Closed asmeurer closed 10 years ago
Correct, this is just a first order Markov chain. However, extending it to be an n-th order chain is not just as simple as changing the way words are split, as a failing lookup for "The sky" should fall back to the next best thing: guessing solely based on "sky". (So a "correct" n-th order Markov chain needs to save all information that an (n-1)-th order chain needs, and then some.) It's not impossibly hard to implement, it's just something I haven't gotten around to doing :)
If you're specifically looking for an n-th order markov chain and don't want to wait until I get around to doing this (or doing it yourself), you might want to check out the implementation at
https://github.com/Kha/err-babble-bot/blob/master/markov.py
I don't know how nice it is to use, but I've been told it's not that specialized as to be useless outside of that repo.
Depending on how bored I get, I might do it. Could be fun to learn more about Markov chains. Is there a good theoretical reference? Just Wikipedia?
What is the correct way to "fall back"? Should it first try n, and if there are no matches, then n - 1, and so on, or should it lump them all together somehow (and if so, should it somehow give the longer strings higher probabilities than the lower ones)?
I have started this at https://github.com/TehMillhouse/PyMarkovChain/pull/11.
I haven't yet written the text generation part, because I am not sure how to best do it (see the previous comment). Is there a mathematically "official" way to do it, based on the Markov theory?
I played with the err-babble thing with my data. It seemed to generate only sentences that were directly from the source text. I guess it placed too high of an emphasis on very long order strings.
I went with the "first try n, then if there are no matches n - 1, and so on" strategy.
By the way, n=2
appears to have a huge increase in comprehensibility over n=1
. I'm skeptical whether I should even try larger n
than that. It will probably just start giving me source sentences, especially given the strategy I am using.
As for the "official" way, the only defining characteristic of Markov chains is that their future states only depend on past states (modulo non-determinism). Apart from that it's pretty much free game.
And yeah, depending on your source corpus, your goals and the variability of the sentences you fed into the chain, high values of n won't give you much.

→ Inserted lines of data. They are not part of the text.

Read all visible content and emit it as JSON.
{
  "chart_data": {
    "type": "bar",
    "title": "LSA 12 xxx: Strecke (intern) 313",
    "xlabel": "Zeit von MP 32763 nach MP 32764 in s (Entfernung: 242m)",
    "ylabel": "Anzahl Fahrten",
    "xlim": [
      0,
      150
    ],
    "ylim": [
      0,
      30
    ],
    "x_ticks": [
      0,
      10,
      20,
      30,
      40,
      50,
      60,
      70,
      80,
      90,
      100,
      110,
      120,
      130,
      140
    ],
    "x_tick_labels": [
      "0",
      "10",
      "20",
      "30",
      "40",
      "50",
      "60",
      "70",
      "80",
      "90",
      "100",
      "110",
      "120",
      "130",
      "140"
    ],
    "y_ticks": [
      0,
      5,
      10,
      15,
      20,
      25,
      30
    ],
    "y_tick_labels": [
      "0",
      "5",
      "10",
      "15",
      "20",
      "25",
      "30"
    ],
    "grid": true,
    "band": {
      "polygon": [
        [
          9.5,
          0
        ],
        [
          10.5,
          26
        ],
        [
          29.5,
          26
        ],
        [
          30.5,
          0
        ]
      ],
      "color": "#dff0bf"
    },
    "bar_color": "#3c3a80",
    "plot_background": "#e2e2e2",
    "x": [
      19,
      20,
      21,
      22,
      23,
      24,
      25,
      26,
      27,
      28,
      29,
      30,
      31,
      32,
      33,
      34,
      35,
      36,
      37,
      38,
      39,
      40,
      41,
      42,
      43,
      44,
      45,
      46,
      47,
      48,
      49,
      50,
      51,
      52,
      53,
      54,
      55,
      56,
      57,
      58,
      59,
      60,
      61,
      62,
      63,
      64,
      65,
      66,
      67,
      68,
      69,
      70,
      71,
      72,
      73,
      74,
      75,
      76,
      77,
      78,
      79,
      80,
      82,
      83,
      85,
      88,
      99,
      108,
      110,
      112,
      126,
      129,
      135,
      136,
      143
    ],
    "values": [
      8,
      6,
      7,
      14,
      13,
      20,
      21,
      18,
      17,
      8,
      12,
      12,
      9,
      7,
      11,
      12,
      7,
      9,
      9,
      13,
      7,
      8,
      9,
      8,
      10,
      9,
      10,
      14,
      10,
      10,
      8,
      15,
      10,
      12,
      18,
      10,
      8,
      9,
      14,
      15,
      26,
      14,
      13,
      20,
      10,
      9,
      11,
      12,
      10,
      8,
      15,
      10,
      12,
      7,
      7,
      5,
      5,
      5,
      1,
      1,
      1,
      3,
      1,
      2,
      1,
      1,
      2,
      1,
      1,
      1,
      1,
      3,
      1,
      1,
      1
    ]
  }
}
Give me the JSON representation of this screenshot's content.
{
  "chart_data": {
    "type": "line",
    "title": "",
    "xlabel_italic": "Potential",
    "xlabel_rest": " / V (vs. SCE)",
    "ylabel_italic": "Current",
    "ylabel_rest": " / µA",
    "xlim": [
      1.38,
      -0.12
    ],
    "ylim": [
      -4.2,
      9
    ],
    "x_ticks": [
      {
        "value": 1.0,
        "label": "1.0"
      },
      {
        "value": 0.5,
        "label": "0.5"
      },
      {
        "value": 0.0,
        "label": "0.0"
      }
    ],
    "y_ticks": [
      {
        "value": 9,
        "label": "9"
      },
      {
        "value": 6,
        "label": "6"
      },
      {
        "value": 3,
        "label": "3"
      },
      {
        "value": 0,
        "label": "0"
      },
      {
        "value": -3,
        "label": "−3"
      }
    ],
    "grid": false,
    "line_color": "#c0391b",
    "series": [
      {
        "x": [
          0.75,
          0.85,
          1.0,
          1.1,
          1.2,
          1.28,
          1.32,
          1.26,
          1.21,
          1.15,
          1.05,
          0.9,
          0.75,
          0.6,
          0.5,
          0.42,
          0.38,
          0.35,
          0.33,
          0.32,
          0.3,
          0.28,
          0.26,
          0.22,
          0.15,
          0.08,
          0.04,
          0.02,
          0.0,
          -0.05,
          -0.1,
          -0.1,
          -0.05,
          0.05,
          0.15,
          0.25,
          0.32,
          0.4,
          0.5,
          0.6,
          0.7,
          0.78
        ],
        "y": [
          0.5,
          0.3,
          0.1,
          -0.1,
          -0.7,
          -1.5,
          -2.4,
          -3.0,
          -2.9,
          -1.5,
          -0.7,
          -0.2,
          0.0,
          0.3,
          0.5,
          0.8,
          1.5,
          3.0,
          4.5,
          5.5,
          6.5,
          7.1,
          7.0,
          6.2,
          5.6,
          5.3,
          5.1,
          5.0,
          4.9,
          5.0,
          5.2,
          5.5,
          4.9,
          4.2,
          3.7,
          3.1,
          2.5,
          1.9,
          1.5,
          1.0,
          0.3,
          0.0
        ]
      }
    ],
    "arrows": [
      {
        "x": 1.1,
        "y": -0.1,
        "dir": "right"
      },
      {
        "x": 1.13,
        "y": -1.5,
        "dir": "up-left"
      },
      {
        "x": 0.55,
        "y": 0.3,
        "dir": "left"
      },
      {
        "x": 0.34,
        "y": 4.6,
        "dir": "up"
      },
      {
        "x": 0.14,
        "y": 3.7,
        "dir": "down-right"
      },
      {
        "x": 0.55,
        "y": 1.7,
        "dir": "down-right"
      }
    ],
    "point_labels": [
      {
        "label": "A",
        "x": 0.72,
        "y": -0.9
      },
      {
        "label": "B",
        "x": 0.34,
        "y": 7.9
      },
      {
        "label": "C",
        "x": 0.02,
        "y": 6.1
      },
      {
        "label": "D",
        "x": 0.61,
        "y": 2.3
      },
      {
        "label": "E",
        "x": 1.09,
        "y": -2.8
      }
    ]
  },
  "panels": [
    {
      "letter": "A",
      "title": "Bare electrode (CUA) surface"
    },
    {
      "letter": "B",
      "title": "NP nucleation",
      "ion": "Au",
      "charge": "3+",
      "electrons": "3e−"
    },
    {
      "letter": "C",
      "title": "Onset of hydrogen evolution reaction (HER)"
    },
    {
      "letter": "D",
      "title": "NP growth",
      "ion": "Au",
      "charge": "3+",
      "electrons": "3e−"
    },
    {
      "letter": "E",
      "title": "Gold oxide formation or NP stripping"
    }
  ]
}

The trick's striking a balance, and I'd guess depending on how large your chat log is, n=2
or n=3
might be a good tradeoff.
Well I'm pretty happy with what my implementation is giving me (n=2 with choosing 2 first and only 1 if there is no match for 2).
If I understand the code for this correctly, this is just a first order Markov chain. So for instance, if you have a sentence, "The sky is blue", it maps "The" -> "sky", "sky" -> "is", and "is" -> "blue". A higher order one would also consider "The sky" -> "is", "sky is" -> "blue", and so on. A keyword argument to specify the order would probably be best, as there are probably disadvantages of having orders be too high.